Getting the tone of that core relationship right, while also clearly showing that Todd Burpo and his family were not uptight stereotypes, came from Wallace’s frequent conversations with Todd during the writing and filming of the screenplay. That personal attention to detail also served to make Kinnear confident that this was a project worth shooting, rather than poorly funded religious propaganda.

“I guess I might have agreed with plenty of folks a few months ago, but now it’s, ‘You’re doing another one of those movies?’ They’re definitely happening now, and whether it’s a trend or coincidence I just don’t know,” says Kinnear. “The subject matter to this movie is tricky. Even though heaven is in the title, the movie doesn’t over-serve with specifics of what heaven is like. It avoids that pitfall and tries to tell you this movie covers the events of this family as best as it can.” 

Indeed, Wallace and his band of actors had to choose wisely regarding what they could show about Heaven, both due to the practical reasons of fitting an earthly budget and because dwelling for too long on the details of what Colton saw would knock the film’s dramatic elements off-balance. What remains in the final film is a vision of a glowing chapel with levitating angels floating in space, and a string of miraculous encounters with relatives that Colton never would have seen in the real world.

In fact, it’s those encounters that finally convinced Todd that his young son wasn’t crazy or inventing his stories about heaven. There were just too many facts he was sharing about people who had died well before he was born.

“He’s not a dumb guy, and no father wants to put his son in jeopardy but in going public with this story he was in choppy water doing that,” says Wallace about Todd Burpo. “Greg felt strong about the subject matter and that’s why he did it but I think he handled it honorably. It’s not like his son says everything you’ve been talking about is consistent with what I saw and Todd high-fives him back. I think it’s a very hopeful story as well, regardless of where you’re at on the faith spectrum and the movie does a very nice job of honestly giving you a front row seat to watch how this family dealt with these events.”
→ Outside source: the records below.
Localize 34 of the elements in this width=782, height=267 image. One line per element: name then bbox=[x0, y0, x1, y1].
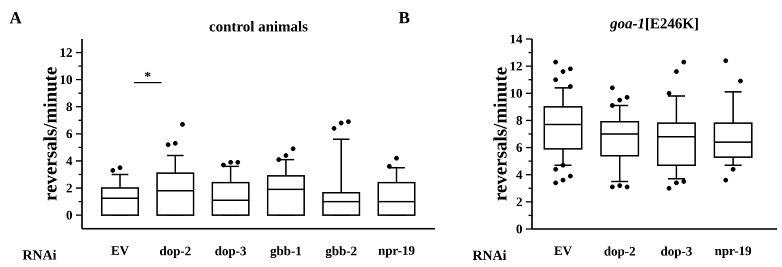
y-tick-label: 4 bbox=[66, 156, 72, 166]
y-tick-label: 10 bbox=[60, 75, 72, 84]
text: B bbox=[398, 12, 410, 24]
y-tick-label: 14 bbox=[510, 34, 522, 44]
x-tick-label: dop-2 bbox=[160, 246, 191, 258]
x-axis-title: RNAi bbox=[472, 250, 506, 260]
y-tick-label: 4 bbox=[516, 170, 522, 179]
y-tick-label: 6 bbox=[66, 129, 72, 138]
x-tick-label: EV bbox=[111, 246, 129, 255]
y-tick-label: 0 bbox=[516, 224, 522, 234]
y-tick-label: 0 bbox=[66, 210, 72, 220]
y-tick-label: 12 bbox=[60, 48, 72, 57]
x-tick-label: npr-19 bbox=[714, 246, 752, 258]
annotation: * bbox=[144, 72, 151, 78]
y-axis-title: reversals/minute bbox=[43, 67, 57, 200]
text: A bbox=[10, 12, 22, 24]
chart-title: control animals bbox=[210, 20, 308, 32]
y-axis-title: reversals/minute bbox=[493, 67, 507, 201]
x-tick-label: dop-3 bbox=[215, 246, 246, 258]
y-tick-label: 12 bbox=[510, 62, 522, 70]
x-tick-label: dop-3 bbox=[661, 246, 692, 258]
chart-title: goa-1[E246K] bbox=[610, 18, 698, 32]
x-tick-label: EV bbox=[554, 246, 572, 256]
y-tick-label: 2 bbox=[516, 198, 522, 206]
y-tick-label: 10 bbox=[510, 88, 522, 98]
x-tick-label: gbb-2 bbox=[326, 246, 356, 258]
x-axis-title: RNAi bbox=[22, 250, 56, 260]
x-tick-label: npr-19 bbox=[378, 246, 415, 258]
x-tick-label: dop-2 bbox=[604, 246, 635, 258]
y-tick-label: 8 bbox=[516, 116, 522, 125]
y-tick-label: 8 bbox=[66, 102, 72, 112]
y-tick-label: 2 bbox=[66, 184, 72, 192]
y-tick-label: 6 bbox=[516, 143, 522, 152]
x-tick-label: gbb-1 bbox=[270, 246, 302, 258]
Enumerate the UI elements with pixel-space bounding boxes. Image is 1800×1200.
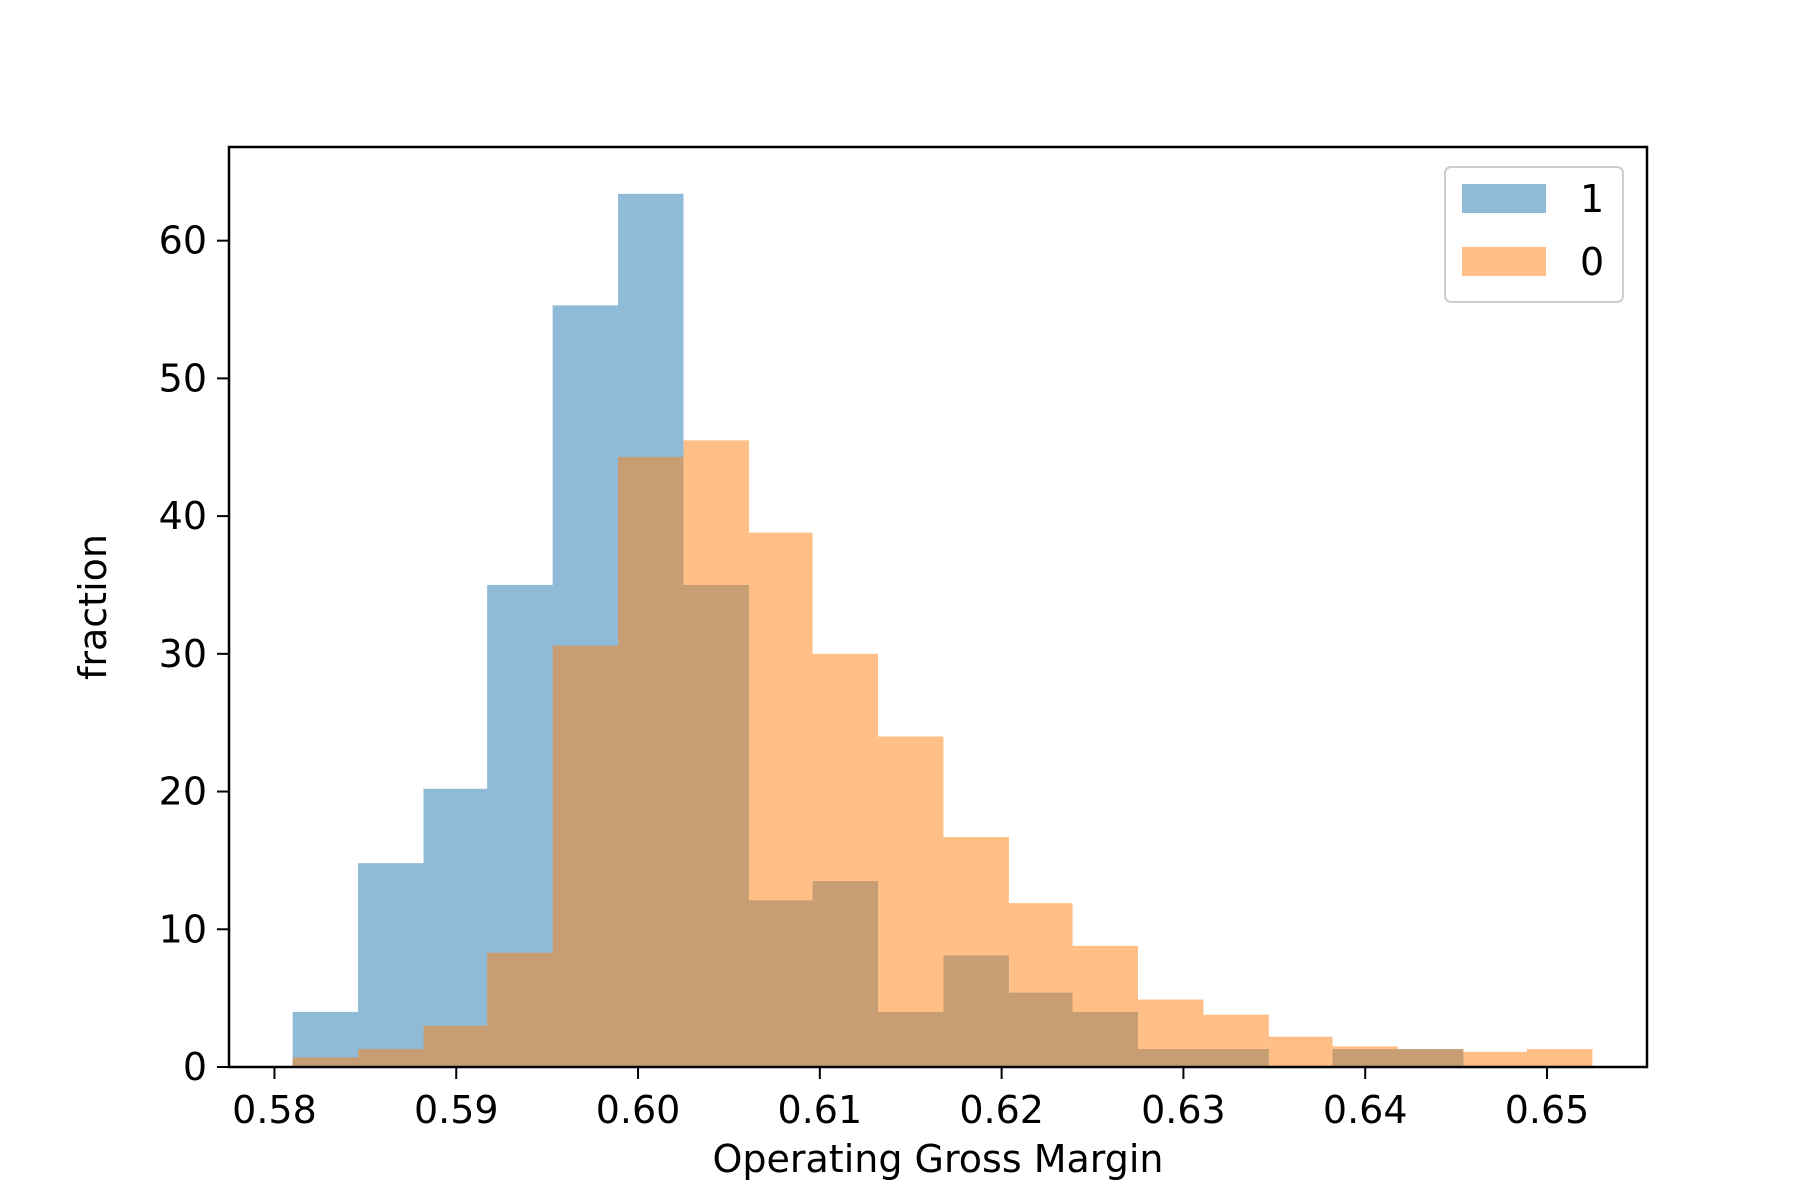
legend-swatch-1 [1462, 184, 1546, 213]
histogram-bar-series-0-bin-3 [487, 952, 553, 1067]
histogram-bar-series-0-bin-12 [1072, 945, 1138, 1067]
y-tick-label: 20 [159, 770, 207, 814]
histogram-bar-series-0-bin-13 [1137, 999, 1204, 1067]
histogram-bar-series-0-bin-6 [683, 440, 749, 1068]
histogram-bar-series-0-bin-1 [358, 1049, 424, 1067]
histogram-bar-series-0-bin-17 [1397, 1049, 1464, 1067]
y-tick-label: 0 [183, 1045, 207, 1089]
y-tick-label: 50 [159, 356, 207, 400]
histogram-bar-series-0-bin-5 [618, 456, 684, 1067]
histogram-bar-series-0-bin-19 [1527, 1049, 1593, 1067]
legend-label-1: 1 [1580, 177, 1604, 221]
y-tick-label: 60 [159, 219, 207, 263]
legend-label-0: 0 [1580, 240, 1604, 284]
histogram-bar-series-0-bin-18 [1463, 1051, 1528, 1067]
plot-area: 0.58 0.59 0.60 0.61 0.62 0.63 0.64 0.65 0102030… [159, 145, 1649, 1132]
histogram-bar-series-0-bin-9 [878, 736, 944, 1067]
x-tick-label: 0.62 [959, 1088, 1044, 1132]
bars [292, 193, 1593, 1068]
histogram-bar-series-0-bin-11 [1008, 903, 1073, 1067]
y-axis-label: fraction [71, 534, 115, 680]
x-tick-label: 0.59 [414, 1088, 499, 1132]
x-tick-label: 0.65 [1505, 1088, 1590, 1132]
y-tick-label: 10 [159, 907, 207, 951]
histogram-bar-series-1-bin-2 [423, 788, 488, 1067]
histogram-bar-series-0-bin-7 [748, 532, 813, 1067]
axes-frame [227, 145, 1649, 1069]
histogram-bar-series-0-bin-8 [812, 653, 879, 1067]
x-axis-ticks: 0.58 0.59 0.60 0.61 0.62 0.63 0.64 0.65 [232, 1067, 1589, 1132]
x-tick-label: 0.58 [232, 1088, 317, 1132]
histogram-bar-series-1-bin-1 [358, 863, 424, 1067]
y-axis-ticks: 0 10 20 30 40 50 60 [159, 219, 229, 1089]
histogram-bar-series-0-bin-10 [943, 837, 1009, 1067]
y-tick-label: 40 [159, 494, 207, 538]
y-tick-label: 30 [159, 632, 207, 676]
legend-swatch-0 [1462, 247, 1546, 276]
x-axis-label: Operating Gross Margin [712, 1137, 1163, 1181]
x-tick-label: 0.60 [596, 1088, 681, 1132]
histogram-bar-series-0-bin-2 [423, 1025, 488, 1067]
x-tick-label: 0.64 [1323, 1088, 1408, 1132]
histogram-bar-series-0-bin-4 [552, 645, 619, 1067]
histogram-bar-series-0-bin-16 [1332, 1046, 1398, 1067]
histogram-bar-series-0-bin-15 [1268, 1036, 1333, 1067]
x-tick-label: 0.63 [1141, 1088, 1226, 1132]
histogram-bar-series-0-bin-14 [1203, 1014, 1269, 1067]
legend: 10 [1444, 166, 1624, 303]
histogram-bar-series-0-bin-0 [292, 1057, 359, 1067]
x-tick-label: 0.61 [778, 1088, 863, 1132]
The Burpos have handled their newfound success well, by all accounts. While their church attendance boomed, requiring them to hire 13 staff members in addition to heavily funding several children’s programs, they have also tried to stay grounded in the roots of their usual daily lives.

And ultimately, it’s that universality that Wallace is hoping will prove to be the film’s strength with audiences.
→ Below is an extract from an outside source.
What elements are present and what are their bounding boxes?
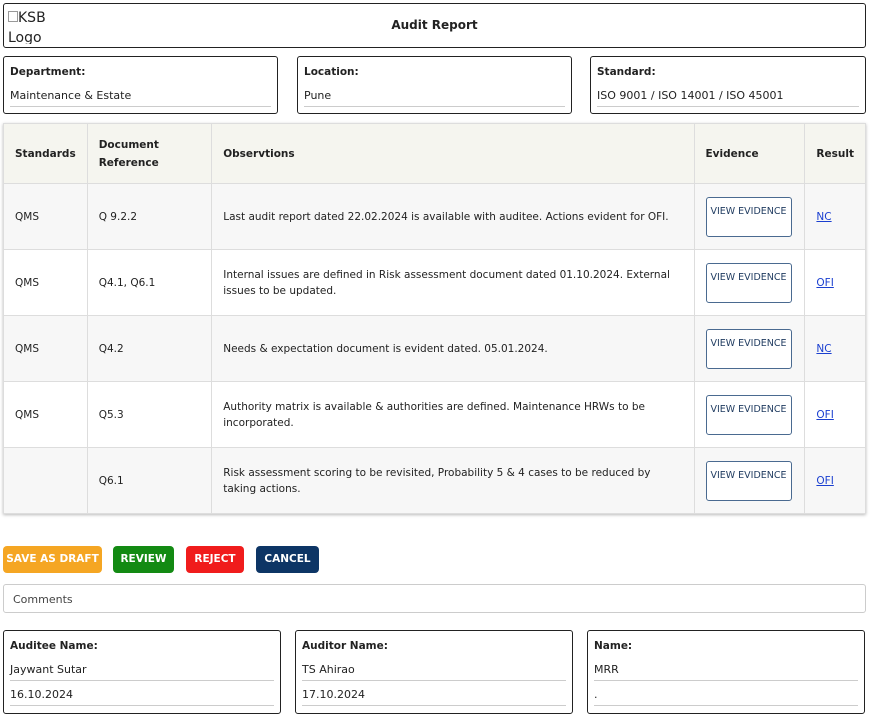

“I told Joe Roth the movie was like ‘Field of Dreams’ or ‘The Sixth Sense,’ that I saw it in those terms and they loved that — not as a preachy movie but in the experience of seeing movies,” says Wallace. “I expected my church friends to like it but I intentionally invited atheist friends or Buddhists, and they were as moved as the Christians were and that to me was incredibly gratifying. They felt the doubts made it authentic, and they came out of the movie with a sense of joy and gratitude.”